It's true that your mortgage payment can increase, even if you have a fixed-rate mortgage. Property taxes and homeowners insurance are two of the most common reasons for increasing your mortgage payment. These funds are held in an escrow account included with your mortgage payment, which is sometimes required by mortgage investors.
Adjustable-rate mortgages(ARMs) can save borrowers a lot of money in short- and medium-term interest rates, but when it's time for the interest rate to be restored, you may be facing a much higher monthly mortgage bill.
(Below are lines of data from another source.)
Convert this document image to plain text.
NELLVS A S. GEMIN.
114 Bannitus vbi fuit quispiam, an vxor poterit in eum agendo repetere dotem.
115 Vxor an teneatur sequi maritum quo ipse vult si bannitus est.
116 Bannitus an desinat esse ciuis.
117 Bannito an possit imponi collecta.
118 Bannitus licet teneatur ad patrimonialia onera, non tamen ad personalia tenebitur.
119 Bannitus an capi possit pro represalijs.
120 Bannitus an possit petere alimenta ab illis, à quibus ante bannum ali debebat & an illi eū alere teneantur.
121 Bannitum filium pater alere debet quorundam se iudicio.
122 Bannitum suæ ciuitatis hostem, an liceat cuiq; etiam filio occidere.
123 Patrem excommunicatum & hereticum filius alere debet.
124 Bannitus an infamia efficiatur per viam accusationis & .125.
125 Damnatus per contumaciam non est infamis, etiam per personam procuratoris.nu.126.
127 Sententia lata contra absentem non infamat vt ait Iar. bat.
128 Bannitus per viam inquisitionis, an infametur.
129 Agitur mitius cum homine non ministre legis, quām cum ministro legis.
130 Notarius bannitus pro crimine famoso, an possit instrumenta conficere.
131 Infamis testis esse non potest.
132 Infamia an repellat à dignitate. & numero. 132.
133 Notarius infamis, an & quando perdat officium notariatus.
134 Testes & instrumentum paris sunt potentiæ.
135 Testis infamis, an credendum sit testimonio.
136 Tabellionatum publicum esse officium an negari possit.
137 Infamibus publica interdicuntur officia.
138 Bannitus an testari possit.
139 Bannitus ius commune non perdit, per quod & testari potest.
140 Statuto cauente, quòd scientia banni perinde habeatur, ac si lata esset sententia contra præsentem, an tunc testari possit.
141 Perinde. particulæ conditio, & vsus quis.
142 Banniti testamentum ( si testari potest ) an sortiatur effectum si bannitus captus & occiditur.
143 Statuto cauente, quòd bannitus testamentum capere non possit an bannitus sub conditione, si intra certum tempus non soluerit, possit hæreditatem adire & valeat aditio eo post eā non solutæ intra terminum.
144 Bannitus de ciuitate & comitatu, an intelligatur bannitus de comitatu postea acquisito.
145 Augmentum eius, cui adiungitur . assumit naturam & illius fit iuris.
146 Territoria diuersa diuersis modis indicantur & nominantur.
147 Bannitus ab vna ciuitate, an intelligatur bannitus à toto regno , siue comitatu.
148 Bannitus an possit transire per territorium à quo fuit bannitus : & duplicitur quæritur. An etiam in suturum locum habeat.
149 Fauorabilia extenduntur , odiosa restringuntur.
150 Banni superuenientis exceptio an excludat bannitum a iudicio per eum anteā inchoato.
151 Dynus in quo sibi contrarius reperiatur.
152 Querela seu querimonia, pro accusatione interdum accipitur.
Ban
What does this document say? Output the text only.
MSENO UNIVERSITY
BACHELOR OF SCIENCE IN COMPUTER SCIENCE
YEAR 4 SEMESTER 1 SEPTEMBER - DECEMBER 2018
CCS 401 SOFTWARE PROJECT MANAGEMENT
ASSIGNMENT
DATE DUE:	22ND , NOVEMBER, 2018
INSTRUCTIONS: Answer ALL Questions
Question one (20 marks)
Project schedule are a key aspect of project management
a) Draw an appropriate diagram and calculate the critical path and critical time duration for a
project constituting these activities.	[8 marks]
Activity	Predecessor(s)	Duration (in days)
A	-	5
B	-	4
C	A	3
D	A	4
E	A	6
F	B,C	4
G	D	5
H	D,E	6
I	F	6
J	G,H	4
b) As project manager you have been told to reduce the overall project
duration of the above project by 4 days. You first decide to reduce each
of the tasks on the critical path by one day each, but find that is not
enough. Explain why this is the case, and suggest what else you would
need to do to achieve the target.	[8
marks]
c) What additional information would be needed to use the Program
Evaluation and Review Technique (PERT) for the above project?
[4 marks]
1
If you're like the vast majority of Americans, an increase in the amount you pay each month is likely to be difficult to swallow. First, you don't have to worry about getting into trouble with your tax authority or insurance company, because whatever amount you owe, your mortgage lender will pay it instead. With a fixed-rate mortgage, your principal and interest payment may not change, but if you have an adjustable-rate mortgage (ARM), the rate changes after a certain number of years. ARMs generally start with lower interest rates than fixed-rate mortgages, although this changes once the rate begins to adjust.
Mortgage rates will increase another 0.25% to 0.375% through July and stabilize at around 6.5 percent. This tax increase is reflected in the new escrow amount in the monthly mortgage statement and this amount is the payment amount of the new mortgage until next year, when another review will take place. To get an idea of what awaits you with an adjustable-rate mortgage, you first need to understand how the product works. If you reach a certain amount of principal, or if your mortgage insurance has been paid for a certain period of time, you may no longer have to pay it.
It might also be good to refinance if you can switch from an adjustable-rate mortgage to a low-fixed-rate mortgage; refinance to get rid of FHA mortgage insurance; or switch to a 10- or 15-year short-term mortgage to pay off your loan early. If you have an FHA or Department of Veterans Affairs (VA) mortgage, the interest rate adjustment is based on the 1-year Constant Maturity Treasury (CMT). Keep in mind that mortgage insurance is not the same as mortgage protection insurance (MPI), which is a policy that ensures that mortgage payments to the lender continue to be made in the event that a homeowner dies. In many cases, for homeowners with fixed-rate mortgages, the principal and interest portions of their monthly mortgage payments still have some form of stability over the life of their loan.